I had a conversion experience in the late eighties at the age of sixteen, and it didn't take long for me to become really "on fire" for God. I couldn't get enough of the Bible, I went to all the church services and events I could, I devoured every Christian book I could lay my hands on... basically, I was hooked. I'm the kind of person who thinks that if something is worth doing then it's worth throwing your whole self into it, and Christianity was no exception.

I miss the certainty, albeit false certainty, that came from being a believer, and I miss the "knowledge" that I would survive my body's death and live for eternity in heaven, even though I know this was never a reality but only wishful thinking. My mother was "saved" before me, and within a year of my own conversion I led my sister to the Lord. I had people prophesying over me that God would use me for great things, and I really believed it, so much so that it became a self-fulfilling prophesy. I spent two years as a volunteer Christian worker, spending my time on evangelism and study. I went on to study theology at the largest evangelical theological seminary in Western Europe, and emerged not only with a degree in theology but also a practical diploma in evangelism. (These days I tend not to tell people about that last part when applying for jobs!) I taught, preached, evangelised, wrote articles, prayed in tongues, exhorted, led worship, went on missionary trips, led people to the Lord, and goodness knows what else. If I wasn't a True Christian™, nobody ever has been.

I've always been a deep-thinking introvert with a high IQ, so there had always been some issues with Christianity that didn't quite match up, but I was able to sweep them under the metaphorical carpet when I had the "support" of my fellow-believers to keep me on the straight and narrow. The more I thought about things, though, the more I realised that some of it just didn't stand up to scrutiny. I rapidly rejected creationism because it is contradicted by all the available evidence that I was aware of from studying geology in school. Soon afterwards, speaking in tongues, interpretation of tongues and the like went the same way. I was still a believer with a strong faith at this point though, albeit somewhat more liberal in my views than I had been previously.

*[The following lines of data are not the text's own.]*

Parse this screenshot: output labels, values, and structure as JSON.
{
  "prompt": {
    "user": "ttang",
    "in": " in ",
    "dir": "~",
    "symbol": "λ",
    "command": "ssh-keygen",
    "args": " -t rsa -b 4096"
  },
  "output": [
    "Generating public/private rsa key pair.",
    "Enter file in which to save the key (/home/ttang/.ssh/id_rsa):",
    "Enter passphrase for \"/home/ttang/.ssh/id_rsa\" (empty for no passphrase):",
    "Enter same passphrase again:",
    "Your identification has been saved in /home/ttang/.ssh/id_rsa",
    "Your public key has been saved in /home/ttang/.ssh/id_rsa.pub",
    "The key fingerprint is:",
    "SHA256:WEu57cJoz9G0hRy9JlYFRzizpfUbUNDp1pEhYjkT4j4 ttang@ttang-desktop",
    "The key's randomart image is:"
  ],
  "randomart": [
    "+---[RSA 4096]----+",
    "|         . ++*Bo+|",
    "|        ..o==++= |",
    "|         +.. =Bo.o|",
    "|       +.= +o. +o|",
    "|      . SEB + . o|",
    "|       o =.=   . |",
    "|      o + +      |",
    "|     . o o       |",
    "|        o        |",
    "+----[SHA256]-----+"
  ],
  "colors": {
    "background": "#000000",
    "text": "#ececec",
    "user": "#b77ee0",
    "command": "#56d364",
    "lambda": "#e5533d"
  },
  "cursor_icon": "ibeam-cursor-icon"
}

About 4 years ago, my wife and I left the church. I won't go into the reasons, but it had more to do with a clash of personalities and the anti-intellectualism of the church than with any loss of faith. We originally intended to find another church, but as time went by and we didn't find one we liked, we ended up not bothering.

At this point my faith was still strong. I got my teaching from books and from blogs and other online discussions, but I still believed strongly in God. Later on, though, doubts began to surface. Why were my prayers seemingly never answered? Why was my wife, who has had a chronic illness for years and who has been prayed for by literally hundreds of Christians in a number of churches, still ill? Why did bad things happen to good people? Why did seemingly random natural disasters kill so many and reduce so many others to poverty if there was a loving God looking after us? I could find no satisfactory answers to these questions, nor to the many others that occurred to me.

Christians will tell you that being apart from the church, a "lost sheep" out on your own, is a bad thing because it can lead to you losing your faith. They are right about that in my case. Being apart from the indoctrination and peer pressure that came from well-meaning but misguided fellow-Christians, I was at last free to think for myself. That has led, via a long process that I won't bore you with here, to my current belief that there is probably no God. Certainly there is no evidence for God, which places him in the same category as Santa Claus and the Tooth Fairy.

It's only over the past month or so that I have reached this position. Before that I spent a long time thinking of myself as a Christian agnostic, holding the belief that although it was impossible to find proof one way or the other, God probably existed and I would live my life as though he did. Now I've gone one stage further and decided that if he did exist there would be evidence, thus he cannot exist.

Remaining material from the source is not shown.